Para combater a pandemia de COVID-19 estão a ser usadas a vacinação para imunização e medidas de proteção individual. Atualmente existam várias vacinas no mercado, no entanto as limitações de produção e a disponibilidade da vacina a nível global são um desafio.
A ideia de desenvolver uma vacina oral com bactérias não é nova e pode ser rapidamente escalável, com custos reduzidos, atingindo mais pessoas em países onde as cadeias de frio para a conservação e a capacidade de aplicação da vacina podem ser limitadas.
O Instituto Gulbenkian de Ciência (IGC) e o Instituto de Tecnologia Química e Biológica (ITQB) António Xavier da Universidade NOVA de Lisboa têm vindo há vários anos a estudar as diferentes bactérias com que convivemos e o potencial de algumas delas para induzirem a produção de anticorpos que nos protegem contra doenças.
A descoberta de que uma bactéria modificada pode levar o seu hospedeiro a desenvolver anticorpos que o proteja contra a malária, a capacidade de desencadear uma resposta imune do intestino e o estudo da capacidade dos esporos bacterianos de atuarem como veículos para o transporte de proteínas de interesse foram alvo de anteriores estudos que levaram ao desenho do estudo de uma nova vacina.
A investigadora principal do IGC, Isabel Gordo, tem vindo há mais de 10 anos a estudar bactérias e sua interação com o organismo. A reunião do conhecimento acumulado nos últimos anos por uma equipa multidisciplinar do IGC foi a peça crítica para avançar nos trabalhos de uma vacina contra a COVID-19.
“Pretendemos expressar uma parte da proteína “Spike” numa bactéria, administrá-la como probiótico e estimular uma resposta imune capaz de enfrentar a infeção causada pelo SARS-CoV-2” referiu a investigadora.
No ITQB NOVA, os investigadores Adriano Henriques e Mónica Serrano também têm vindo a estudar há décadas esporos bacterianos, estruturas celulares que são metabolicamente dormentes e capazes de resistir a condições ambientais extremas.
“Os esporos formados por certas bactérias são capazes de sobreviver quando expostos a condições físicas e químicas extremas condições.
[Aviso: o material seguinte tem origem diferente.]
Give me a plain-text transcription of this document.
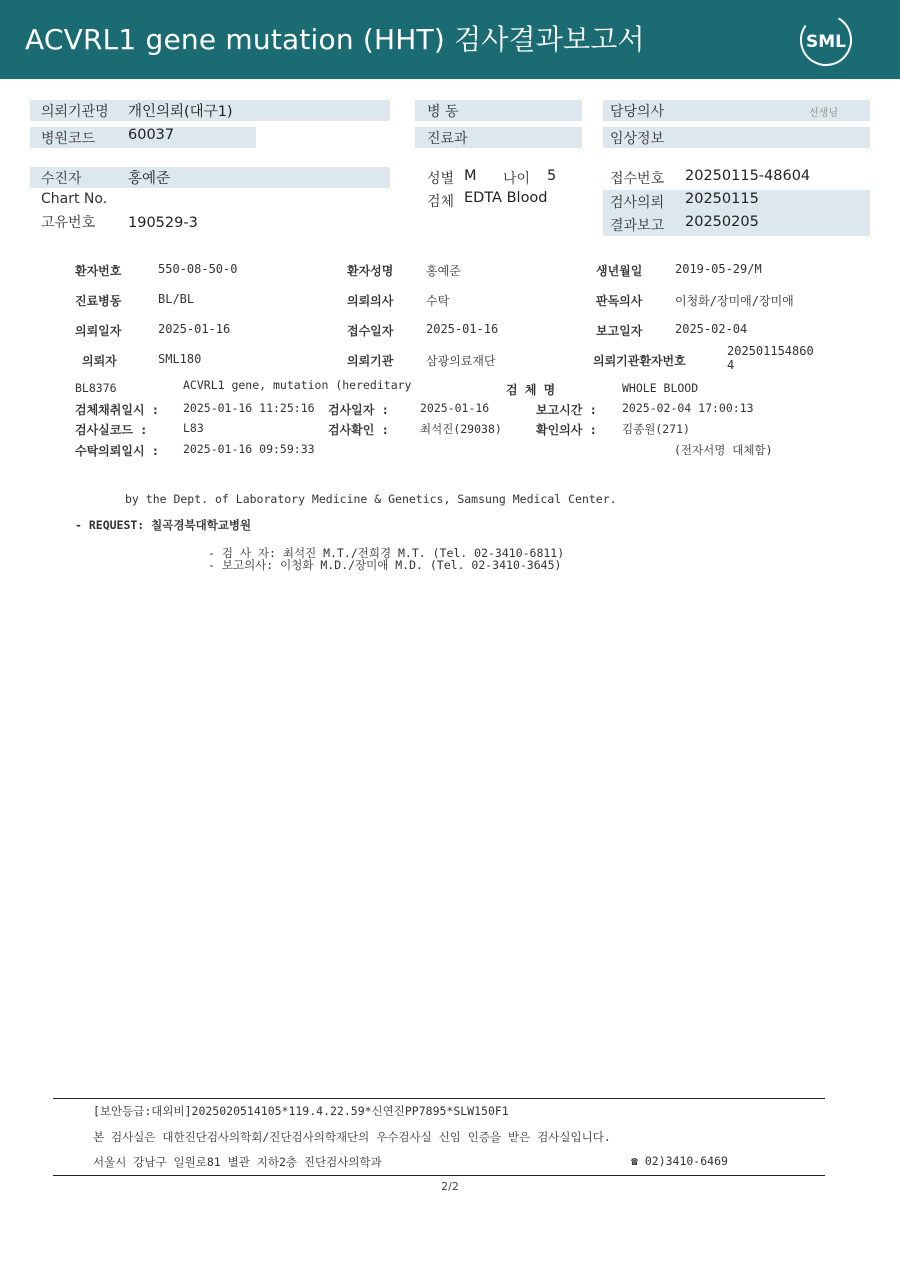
ACVRL1 gene mutation (HHT) 검사결과보고서	SML
의뢰기관명 개인의뢰(대구1)
병원코드 60037
병 동
진료과
담당의사	선생님
임상정보
수진자	홍예준
Chart No.
고유번호 190529-3
성별 M 나이 5
검체 EDTA Blood
접수번호 20250115-48604
검사의뢰 20250115
결과보고 20250205
환자번호	550-08-50-0	환자성명	홍예준	생년월일	2019-05-29/M
진료병동	BL/BL	의뢰의사	수탁	판독의사	이청화/장미애/장미애
의뢰일자	2025-01-16	접수일자	2025-01-16	보고일자	2025-02-04
의뢰자	SML180	의뢰기관	삼광의료재단	의뢰기관환자번호
202501154860
4
BL8376	ACVRL1 gene, mutation (hereditary	검 체 명	WHOLE BLOOD
검체채취일시 : 2025-01-16 11:25:16 검사일자 :	2025-01-16	보고시간 : 2025-02-04 17:00:13
검사실코드 :	L83	검사확인 :	최석진(29038)	확인의사 : 김종원(271)
수탁의뢰일시 : 2025-01-16 09:59:33	(전자서명 대체함)
by the Dept. of Laboratory Medicine & Genetics, Samsung Medical Center.
- REQUEST: 칠곡경북대학교병원
- 검 사 자: 최석진 M.T./전희경 M.T. (Tel. 02-3410-6811)
- 보고의사: 이청화 M.D./장미애 M.D. (Tel. 02-3410-3645)
[보안등급:대외비]2025020514105*119.4.22.59*신연진PP7895*SLW150F1
본 검사실은 대한진단검사의학회/진단검사의학재단의 우수검사실 신임 인증을 받은 검사실입니다.
서울시 강남구 일원로81 별관 지하2층 진단검사의학과	☎ 02)3410-6469
2/2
Tivemos que garantir isso para que a bactéria administrada por via oral chegue intacta ao intestino, onde vai atuar e estimular o sistema imunológico ”, explicou a pesquisadora, e acrescentou: “As propriedades de resistência dos esporos também são uma vantagem para seu armazenamento e transporte, que não requerem rede de frio”.
Investigadores dos dois institutos produziram uma bactéria recombinante que produz esporos com uma parte da proteína “Spike” do vírus SARS-CoV-2 na superfície. A parte da proteína “Spike” é responsável pela ligação do vírus ao hospedeiro e também aquela que pode desencadear uma resposta imune protetora.
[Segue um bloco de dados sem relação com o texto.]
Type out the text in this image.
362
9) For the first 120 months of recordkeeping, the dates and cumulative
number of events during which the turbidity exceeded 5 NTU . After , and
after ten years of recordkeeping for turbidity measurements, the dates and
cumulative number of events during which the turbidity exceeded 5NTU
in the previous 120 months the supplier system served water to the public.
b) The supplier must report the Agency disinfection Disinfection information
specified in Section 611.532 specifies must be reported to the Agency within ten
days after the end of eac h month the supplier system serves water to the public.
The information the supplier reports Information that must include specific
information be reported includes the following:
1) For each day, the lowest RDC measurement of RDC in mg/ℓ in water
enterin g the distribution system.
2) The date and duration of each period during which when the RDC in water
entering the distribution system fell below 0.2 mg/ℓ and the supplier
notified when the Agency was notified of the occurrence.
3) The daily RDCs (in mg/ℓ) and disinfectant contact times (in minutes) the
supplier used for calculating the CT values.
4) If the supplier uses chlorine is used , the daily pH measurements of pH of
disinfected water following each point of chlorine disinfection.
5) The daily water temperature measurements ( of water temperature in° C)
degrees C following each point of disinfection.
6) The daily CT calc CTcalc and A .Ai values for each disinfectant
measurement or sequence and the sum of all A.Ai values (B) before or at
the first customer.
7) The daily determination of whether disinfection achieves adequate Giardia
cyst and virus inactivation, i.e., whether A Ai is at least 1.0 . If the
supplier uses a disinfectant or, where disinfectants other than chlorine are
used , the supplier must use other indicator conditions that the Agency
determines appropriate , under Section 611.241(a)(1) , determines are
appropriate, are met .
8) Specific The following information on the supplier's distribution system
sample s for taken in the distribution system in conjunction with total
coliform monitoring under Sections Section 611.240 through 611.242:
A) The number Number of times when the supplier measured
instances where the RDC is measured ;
“Os resultados dos primeiros ensaios são muito promissores e levam-nos à próxima etapa, na qual avaliaremos a quantidade necessária de esporos a serem administrados ao hospedeiro, para garantir uma resposta adequada, e testá-la-emos em modelo animal exposto ao vírus para medir a capacidade de resposta à doença ”, explicou Isabel Gordo. A grande vantagem desta solução é que “a produção em grande escala é extremamente fácil, os custos são reduzidos e a estrutura do “Spike” introduzido é facilmente modificada”.
Na última etapa do projeto, é necessário testar a capacidade desta vacina em ambiente de laboratório protegido, uma vez que é realizada com o vírus SARS-CoV-2 ativo. O estudo vai decorrer num laboratório de Biossegurança nível 3, que o IGC acaba de construir, como resultado de um reforço estratégico das instalações para alargar a investigação a outros estudos com vírus e bactérias ativos.
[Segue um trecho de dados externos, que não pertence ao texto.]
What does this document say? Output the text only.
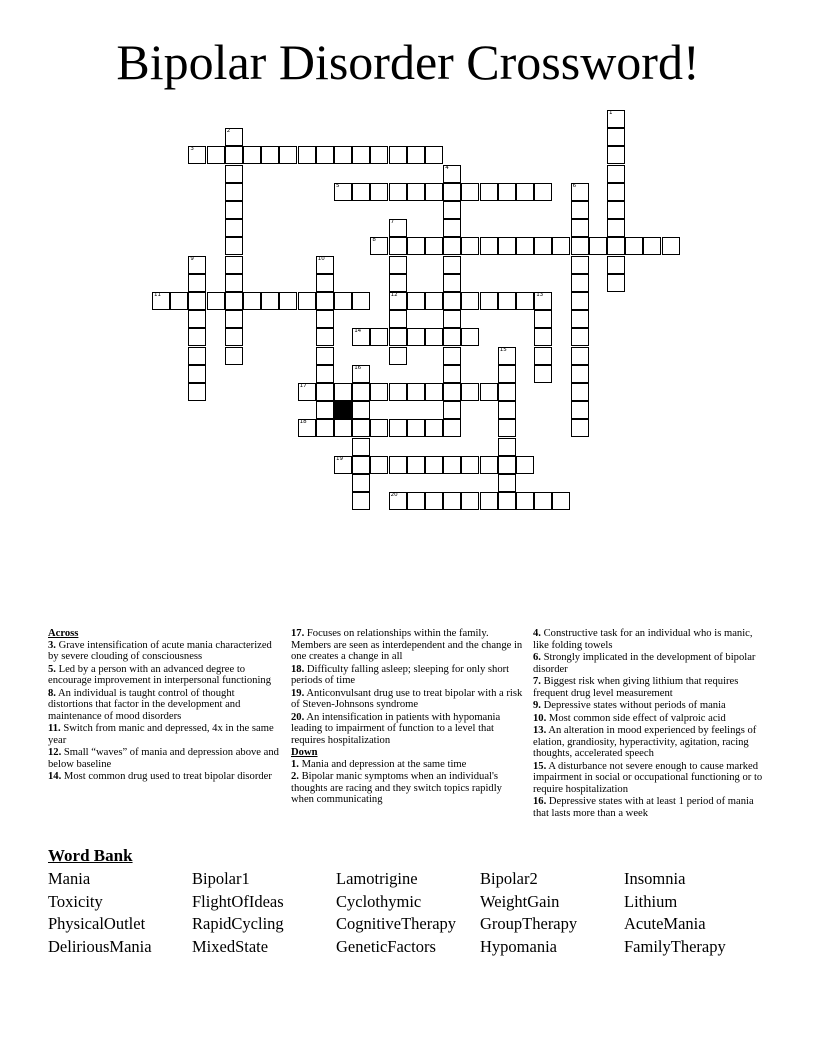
Bipolar Disorder Crossword!
1
2
3
4
5	6
7
12
8
9	10
11	13
14
15
16
17
18
19
20
Across
3. Grave intensification of acute mania characterized by severe clouding of consciousness
5. Led by a person with an advanced degree to encourage improvement in interpersonal functioning
8. An individual is taught control of thought distortions that factor in the development and maintenance of mood disorders
11. Switch from manic and depressed, 4x in the same year
12. Small “waves” of mania and depression above and below baseline
14. Most common drug used to treat bipolar disorder
17. Focuses on relationships within the family. Members are seen as interdependent and the change in one creates a change in all
18. Difficulty falling asleep; sleeping for only short periods of time
19. Anticonvulsant drug use to treat bipolar with a risk of Steven-Johnsons syndrome
20. An intensification in patients with hypomania leading to impairment of function to a level that requires hospitalization
Down
1. Mania and depression at the same time
2. Bipolar manic symptoms when an individual's thoughts are racing and they switch topics rapidly when communicating
4. Constructive task for an individual who is manic, like folding towels
6. Strongly implicated in the development of bipolar disorder
7. Biggest risk when giving lithium that requires frequent drug level measurement
9. Depressive states without periods of mania
10. Most common side effect of valproic acid
13. An alteration in mood experienced by feelings of elation, grandiosity, hyperactivity, agitation, racing thoughts, accelerated speech
15. A disturbance not severe enough to cause marked impairment in social or occupational functioning or to require hospitalization
16. Depressive states with at least 1 period of mania that lasts more than a week
Word Bank
Mania	Bipolar1	Lamotrigine	Bipolar2	Insomnia
Toxicity	FlightOfIdeas	Cyclothymic	WeightGain	Lithium
PhysicalOutlet	RapidCycling	CognitiveTherapy GroupTherapy	AcuteMania
DeliriousMania MixedState	GeneticFactors	Hypomania	FamilyTherapy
O desenvolvimento deste projeto de vacina assenta numa estratégia centrada na missão e nos valores da Fundação Calouste Gulbenkian com vista à melhoria da qualidade de vida da população e como contributo para a igualdade de oportunidades na sociedade, e do ITQB NOVA, para promover a ciência e a tecnologia em benefício da saúde humana e do meio ambiente.
Os próximos passos críticos assentam na equipa multidisciplinar de vários laboratórios do IGC cuja investigação em imunologia e genética será essencial para o sucesso do projeto, e incluem os laboratórios Luís Moita, Moises Mallo, Jocelyne Demengeot, Maria João Amorim, Miguel Soares e Jonathan Howard.